LAS DISTINTAS ESTACIONES

La exuberancia de esta primera etapa de Invisible se cristalizó en el álbum debut homónimo –aquel que traía en su portada el dibujo Charcos, de M. C. Escher– y se extendió hasta la deliciosa melancolía de “Viejos ratones del tiempo”, el simple que marcó su despedida del sello Talent. Al principio me costó subirme a la nueva etapa que se abrió con el álbum Durazno sangrando. Quizá lo viví como un disco algo fragmentado y disperso, después de la cosmogonía perfecta del primer repertorio. La perspectiva de los años, sin embargo, me ha permitido revalorizar la majestad de estas cinco piezas. Aún me siguen pareciendo más importantes que el todo que conforman en el álbum, pero descubrí un inquietante deleite en su manifiesta asimetría. Las mini-suites “Encadenado al ánima”, de quince minutos, y “En una lejana playa del animus”, que dura casi diez, dominan el álbum con sus cambiantes paisajes instrumentales. La primera remite a un silencio de dios bergmaniano, con imágenes de noche, ardor, humo; un universo indiferente: dragones sin ojos, mujeres sin caras y planetas “que giran sin saberlo”. En la segunda, el clima es diferente. Hay una sensación de paz que simboliza el agua en constante fluir. De hecho, el elemento agua marca el nexo con el tema central, el que da título al disco. El poeta apunta a un renacer de la vida, pero ha de costar: el fruto deberá sangrar para que su semilla trascienda. El crecimiento individual o colectivo simbolizado en el barco de “Pleamar de águilas” semeja una lenta travesía, como si toda bendición divina habitara el limbo de una eterna adolescencia.

Pocos grupos se han reinventado sin un cambio radical de integrantes– como Invisible en El jardín de los presentes.

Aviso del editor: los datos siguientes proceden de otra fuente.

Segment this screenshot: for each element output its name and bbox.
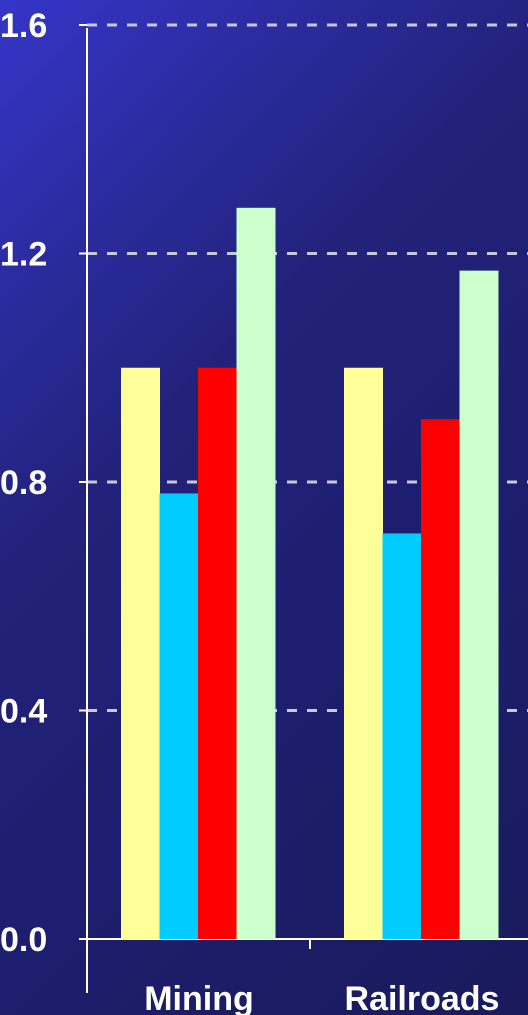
y-tick-label: 0.8 [0, 464, 47, 502]
bars [121, 207, 499, 940]
bar [382, 533, 422, 939]
bar [236, 207, 276, 940]
y-tick-label: 1.6 [0, 7, 47, 45]
y-tick-label: 0.4 [0, 693, 47, 731]
bar [121, 367, 160, 939]
x-tick-label: Railroads [345, 980, 500, 1015]
x-tick-label: Mining [144, 980, 254, 1015]
y-tick-labels: 0.0 0.4 0.8 1.2 1.6 [0, 7, 47, 959]
x-tick-labels: Mining Railroads [144, 980, 499, 1015]
bar [459, 270, 499, 939]
bar [198, 367, 237, 939]
y-tick-label: 1.2 [0, 236, 47, 274]
bar [421, 419, 460, 940]
bar [159, 493, 199, 939]
y-tick-label: 0.0 [0, 921, 47, 959]
bar [344, 367, 383, 939]
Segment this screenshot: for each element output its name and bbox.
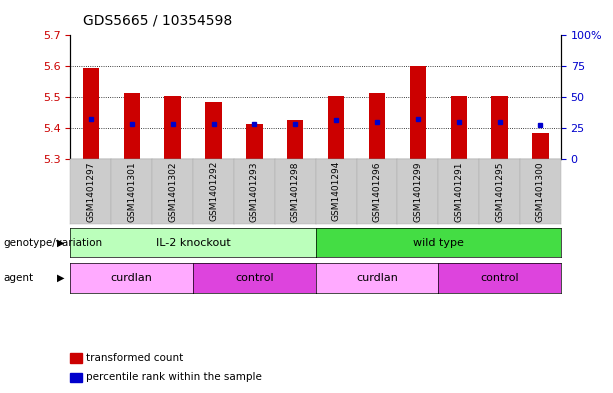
Bar xyxy=(205,102,222,159)
Bar xyxy=(164,96,181,159)
Bar xyxy=(492,96,508,159)
Bar xyxy=(532,133,549,159)
Text: GSM1401295: GSM1401295 xyxy=(495,161,504,222)
Text: GSM1401299: GSM1401299 xyxy=(413,161,422,222)
Text: IL-2 knockout: IL-2 knockout xyxy=(156,238,230,248)
Text: control: control xyxy=(235,273,274,283)
Text: wild type: wild type xyxy=(413,238,463,248)
Text: curdlan: curdlan xyxy=(356,273,398,283)
Text: agent: agent xyxy=(3,273,33,283)
Text: GSM1401302: GSM1401302 xyxy=(168,161,177,222)
Bar xyxy=(369,93,385,159)
Text: GSM1401294: GSM1401294 xyxy=(332,161,341,222)
Bar xyxy=(451,96,467,159)
Text: GSM1401293: GSM1401293 xyxy=(250,161,259,222)
Bar xyxy=(287,121,303,159)
Text: GSM1401298: GSM1401298 xyxy=(291,161,300,222)
Text: GSM1401291: GSM1401291 xyxy=(454,161,463,222)
Bar xyxy=(328,96,345,159)
Bar xyxy=(246,123,262,159)
Text: GSM1401300: GSM1401300 xyxy=(536,161,545,222)
Text: control: control xyxy=(480,273,519,283)
Text: percentile rank within the sample: percentile rank within the sample xyxy=(86,372,262,382)
Text: genotype/variation: genotype/variation xyxy=(3,238,102,248)
Text: curdlan: curdlan xyxy=(111,273,153,283)
Text: GSM1401301: GSM1401301 xyxy=(128,161,136,222)
Text: transformed count: transformed count xyxy=(86,353,183,363)
Bar xyxy=(409,66,426,159)
Bar xyxy=(83,68,99,159)
Text: ▶: ▶ xyxy=(57,238,64,248)
Text: GDS5665 / 10354598: GDS5665 / 10354598 xyxy=(83,13,232,28)
Text: GSM1401296: GSM1401296 xyxy=(373,161,381,222)
Bar xyxy=(124,93,140,159)
Text: GSM1401297: GSM1401297 xyxy=(86,161,96,222)
Text: GSM1401292: GSM1401292 xyxy=(209,161,218,222)
Text: ▶: ▶ xyxy=(57,273,64,283)
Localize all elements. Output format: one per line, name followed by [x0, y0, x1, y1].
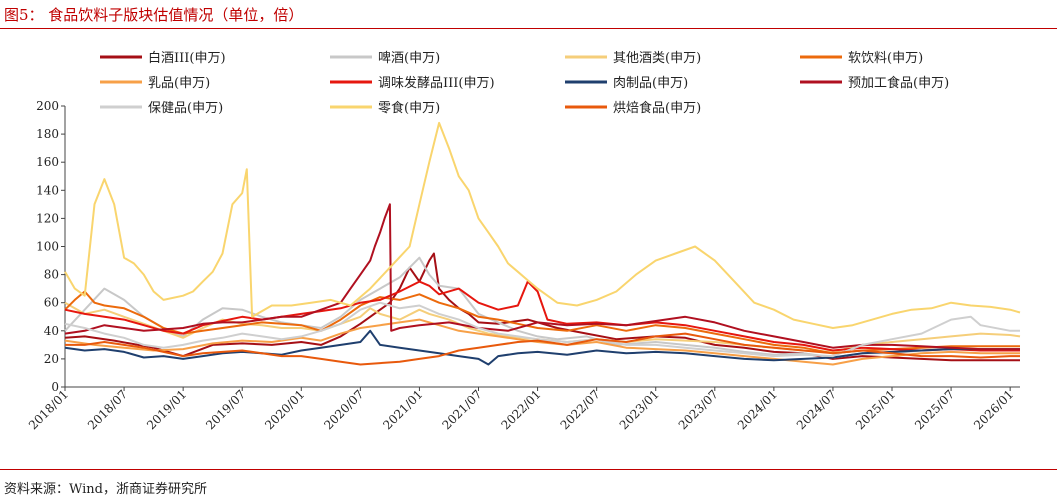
legend-label: 烘焙食品(申万): [613, 100, 701, 116]
chart-axes: 0 20 40 60 80 100 120 140 160 180 200 2018/01 2018/0…: [26, 99, 1020, 432]
x-tick-label: 2024/07: [794, 387, 839, 432]
x-tick-label: 2025/01: [853, 387, 898, 432]
series-line: [64, 329, 1020, 366]
y-tick-label: 0: [51, 380, 59, 394]
y-tick-label: 120: [36, 211, 59, 225]
x-tick-label: 2022/07: [558, 387, 603, 432]
legend-label: 调味发酵品III(申万): [378, 75, 495, 91]
y-tick-label: 40: [44, 324, 59, 338]
x-tick-label: 2024/01: [735, 387, 780, 432]
x-tick-label: 2023/07: [676, 387, 721, 432]
y-tick-label: 180: [36, 127, 59, 141]
series-line: [64, 203, 1020, 351]
series-line: [65, 332, 1020, 366]
x-tick-label: 2019/01: [144, 387, 189, 432]
series-line: [64, 121, 1021, 329]
y-tick-label: 140: [36, 183, 59, 197]
legend-label: 保健品(申万): [148, 101, 223, 116]
y-tick-label: 100: [36, 240, 59, 254]
x-tick-label: 2023/01: [617, 387, 662, 432]
x-tick-label: 2020/01: [262, 387, 307, 432]
legend-label: 预加工食品(申万): [848, 75, 949, 91]
legend-label: 软饮料(申万): [848, 51, 923, 66]
legend-label: 白酒III(申万): [148, 50, 226, 66]
legend: 白酒III(申万) 啤酒(申万) 其他酒类(申万) 软饮料(申万) 乳品(申万) 调味发酵…: [100, 50, 949, 116]
series-line: [64, 318, 1020, 366]
top-rule: [0, 28, 1057, 29]
figure-title: 图5： 食品饮料子版块估值情况（单位，倍）: [4, 6, 304, 24]
plot-area: [64, 121, 1021, 366]
legend-label: 肉制品(申万): [613, 76, 688, 91]
x-tick-label: 2018/01: [26, 387, 71, 432]
x-tick-label: 2020/07: [321, 387, 366, 432]
x-tick-label: 2021/01: [380, 387, 425, 432]
series-line: [64, 301, 1021, 353]
x-tick-label: 2025/07: [912, 387, 957, 432]
bottom-rule: [0, 469, 1057, 470]
y-tick-label: 20: [44, 352, 59, 366]
y-tick-label: 200: [36, 99, 59, 113]
x-tick-label: 2018/07: [85, 387, 130, 432]
series-line: [64, 301, 1020, 358]
y-tick-label: 160: [36, 155, 59, 169]
legend-label: 乳品(申万): [148, 76, 210, 91]
x-tick-label: 2019/07: [203, 387, 248, 432]
y-tick-label: 60: [44, 296, 59, 310]
y-tick-label: 80: [44, 268, 59, 282]
source-note: 资料来源：Wind，浙商证券研究所: [4, 482, 207, 497]
legend-label: 零食(申万): [378, 100, 440, 116]
x-tick-label: 2022/01: [499, 387, 544, 432]
x-tick-label: 2021/07: [439, 387, 484, 432]
x-tick-label: 2026/01: [971, 387, 1016, 432]
legend-label: 啤酒(申万): [378, 51, 440, 66]
legend-label: 其他酒类(申万): [613, 51, 701, 66]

El guitarrista Tommy Gubitsch aporta otra dimensión a su sonido, pero el cambio de fondo pasa por otro lado. El Invisible 73-75 disparaba su diatriba ecuménica desde un lugar indefinido y místico, terráqueo y celeste a la vez. El modelo 1976 es decididamente urbano. Desde el ominoso Buenos Aires de la dictadura, Invisible nos convocaba a rescatar “Los libros de la buena memoria”, a no dejar que nuestra corteza humana ardiese en la pira de la locura fundamentalista. En sintonía con Spinetta, Machi, Pomo y Gubitsch, entre las cadencias de ese rock que tornasolaba en baladas empapadas de aires tangueros, ansiábamos flotar por encima de aquella realidad claustrofóbica; como esas golondrinas de Plaza de Mayo; volar por encima del dolor, de las súplicas que nadie quería escuchar. O como el Capitán Beto, pasear los mojones inquebrantables del ADN suburbano –los amigos, la familia, el barrio, los ritos cotidianos– en un colectivo que mutase en nave espacial para surcar la galaxia del hombre y dejar atrás el miasma de aquella era de oscuridad.

Muchos vivieron como un anticlímax la separación de Invisible a poco de estrenar El jardín de los presentes en el Luna Park. Creo que fue un final lógico para un grupo que no se guardó nada en sus tres años de vida. Fue testigo de su tiempo y lo reflejó en una música y una poesía que abrazaron la realidad y la supieron llevar a otro plano, invistiéndola con la resonancia de los grandes misterios. Cuando más insignificantes e impotentes nos sentíamos, Invisible nos recordó con otras palabras la frase inmortal de Joni Mitchell: “Somos polvo de estrellas/ somos dorados/ y tenemos que encontrar el camino de regreso al jardín”.

Con leves modificaciones, esta nota apareció originalmente en la revista La Mano.